On January 3, 2023, the U.S. Food and Drug Administration (FDA) updated its risk evaluation and mitigation strategy (REMS) for reproductive health relating to “the abortion pill,” mifepristone. Mifepristone is a pill, used in combination with misoprostol, to terminate intrauterine pregnancies no later than 10 weeks past the individual’s last menstrual period. Additionally, it may be used for early-stage miscarriage management, and management of 2nd and 3rd trimester pregnancies where the fetus is no longer viable and has died before birth.
In 2011, the FDA implemented the Mifepristone REMS Program to place restrictions on the drug’s distribution and use. Specifically, it implemented an in-person dispensing requirement where the drug may only be dispensed in a clinic, medical office, or hospital through direct supervision of a certified clinician. This prohibited mifepristone from being sold in retail pharmacies or through the mail. The drug’s restrictions were criticized for creating barriers to patient access for medicated early-stage abortions and management of pregnancy loss. Additionally, those that opposed the restrictions claimed its implementation disproportionately harmed minority groups and communities that faced structural barriers to reproductive care. This accelerated throughout the COVID-19 pandemic, and advocacy efforts spearheaded by the American College of Obstetricians and Gynecologists pushed the FDA to reform the REMS program.

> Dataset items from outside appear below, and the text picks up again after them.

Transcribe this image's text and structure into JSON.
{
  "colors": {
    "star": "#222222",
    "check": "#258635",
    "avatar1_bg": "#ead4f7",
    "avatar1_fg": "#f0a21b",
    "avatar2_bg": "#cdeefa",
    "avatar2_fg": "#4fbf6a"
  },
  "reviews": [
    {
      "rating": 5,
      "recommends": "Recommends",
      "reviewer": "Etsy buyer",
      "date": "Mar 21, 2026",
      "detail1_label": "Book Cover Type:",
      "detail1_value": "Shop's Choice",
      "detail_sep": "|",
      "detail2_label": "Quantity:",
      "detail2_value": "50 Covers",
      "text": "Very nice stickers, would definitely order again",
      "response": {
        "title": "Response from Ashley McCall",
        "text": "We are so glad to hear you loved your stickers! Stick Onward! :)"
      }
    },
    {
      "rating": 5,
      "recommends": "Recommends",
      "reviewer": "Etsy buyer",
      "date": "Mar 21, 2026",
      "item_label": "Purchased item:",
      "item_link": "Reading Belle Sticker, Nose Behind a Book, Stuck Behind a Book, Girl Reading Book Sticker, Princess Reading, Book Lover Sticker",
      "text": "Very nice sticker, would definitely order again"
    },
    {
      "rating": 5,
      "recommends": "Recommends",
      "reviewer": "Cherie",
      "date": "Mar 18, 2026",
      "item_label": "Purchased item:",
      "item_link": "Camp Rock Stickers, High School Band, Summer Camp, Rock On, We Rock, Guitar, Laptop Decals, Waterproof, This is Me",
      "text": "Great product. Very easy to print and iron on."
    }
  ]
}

In 2021, the FDA completed a review of the REMS Program and set to modify the restrictions to help improve patient access and create efficiencies in health care delivery. Implementations of the Program’s modifications were halted until the FDA approved mifepristone’s updated prescription information by their manufacturer, resulting in the implementations officially going into effect on January 3, 2023. The FDA’s update removed the in-person dispensing requirement and a new pharmacy certification process was added that allows certain retail pharmacies to dispense mifepristone directly to patients who have a prescription. Additionally, given the impact of the Dobbs decision, this update will affect clinic practices based on the abortion laws and regulations of the state that the practices reside in.
Following the FDA’s updated policy, stores like Walgreen and CVS planned to offer mifepristone through their pharmacies in the states that legally allow abortions. However, on March 3, 2023, Walgreens publicly stated it would not be dispensing mifepristone in 20 states after being threatened by public officials. Headed by Missouri Attorney General Andrew Bailey with other attorney generals from Republican run states, a warning letter was issued to CVS and Walgreens on February 1, 2023. The letter alleged abortion pills sold through the mail would be federally illegal based on the Comstock Act, claiming the Act includes language that prohibits the mailing of articles designed to prevent conception or induce an abortion.
In early January of 2023, the Department of Justice (DOJ) noted that the Comstock Act does not prohibit abortion pills being mailed when those sending the pills lack intent that the drugs will be used for illegal purposes; however, Bailey argued against the DOJ and claimed the text of the Act is what governs, not “the Biden administration’s view.” Bailey further threatened CVS and Walgreens with civil litigation through either state attorneys or private citizens.
Walgreen’s announcement affects states where medication for abortions is legal, such as Alaska, Iowa, Kansas, and Montana. In a statement, Walgreens specified that once it was certified by the FDA to sell the abortion pill, the company will dispense the drug complaint to state and federal laws. The threat to selling mifepristone has opened a larger question about state authority in regulating FDA approved drugs and medicated abortion access. Since Walgreen’s announcement, activists have pushed to boycott Walgreens. Currently, there are 2 lawsuits arguing that states do not have the authority to regulate FDA approved drugs; one targeting a state’s restriction on abortion pills, and the other challenging West Virginia’s state abortion ban. If the court rules in favor of the plaintiffs in these cases there may be grounds to claim that FDA policy trumps state law on abortions, but more time is needed to determine the outcome of bans on the abortion pill through state and federal action.